Posted by You deserve this!
a resident of Another Palo Alto neighborhood
on Aug 27, 2013 at 6:51 pm

And thank you to our new PR person, who has finally fixed the August 13 press release (its led, not lead). It proves someone is reading paloaltoonline.com. Is that what you are being paid $150,000 for? You have not shown that you are worth it. That money could have paid for two teachers to focus on underperforming students who are not excelling in the PAUSD system. What's worth more? This PR person or two teachers. Let Skelly read paloaltoonline.com on his own time. Not the best district by any metric.


Posted by hot type
a resident of Another Palo Alto neighborhood
on Aug 27, 2013 at 9:02 pm

@you deserve: It's "lede" not "led," as it was when I worked on the copy desk of "The Wall Street Journal" in the 1950s.


Posted by You deserve this!
a resident of Another Palo Alto neighborhood
on Aug 27, 2013 at 9:59 pm

The part that I wrote about not being as special as you thought, well, your reference to your work on the WSJ is what I was referring to. Also, I wasn't referring to the lede or lead paragraph. Don't waste your time trying to figure out your error. Focus more on working together to throw these bums out. They are truly that bad.


Posted by Sue
a resident of Barron Park
on Aug 27, 2013 at 10:40 pm

There aren't "underserved" youth but there are certainly underperforming students. Define "underserved" please. Does this refer to average middle-of-the-road kids who aren't genius (or genii)? Or to the socially inept? Those from households not in top income brackets? Maybe kids who'd rather learn carpentry than trig? Kids testing at "below average" learning ability?

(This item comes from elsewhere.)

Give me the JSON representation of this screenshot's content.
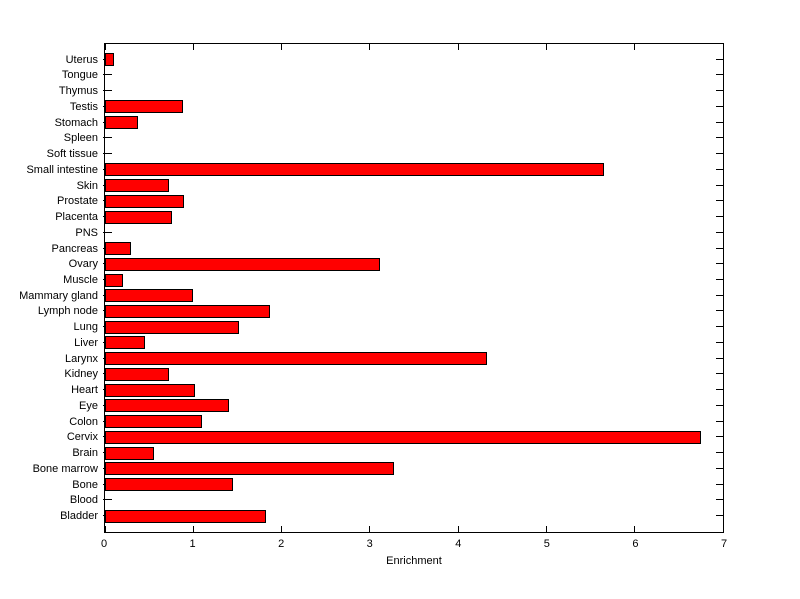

It's beyond the capacity or purpose of schools to equalize all factors & produce uniform results in all students. Parents have responsibility to see that their students show up for class, do assigned work, and follow basic rules for appropriate classroom & campus behavior.

It's also a mistake for parents to insist on their kids being placed in courses which, based on previous grades & test scores, are likely to be above the capacity of their students. Are the kids who are trying unsuccessfully to compete above their abilities
considered "underserved" if they aren't successful?


Posted by Catalan
a resident of Old Palo Alto
on Aug 28, 2013 at 7:17 am

The school board's priorities are to identify a problem, then drop it forever. Certainly take no action or responsibility.

This is the worst school board ever, and I have lived in Palo Alto most of my life!


Posted by Paly Parent
a resident of Old Palo Alto
on Aug 28, 2013 at 1:17 pm

It is amusing when people post "dysfunctional" when they really mean "won't accept my policies." Perhaps the School Board is very effective, just implementing a different policy from yours?


Posted by Brownie
a resident of Charleston Gardens
on Aug 28, 2013 at 5:32 pm

The school board is doing a heckuva job.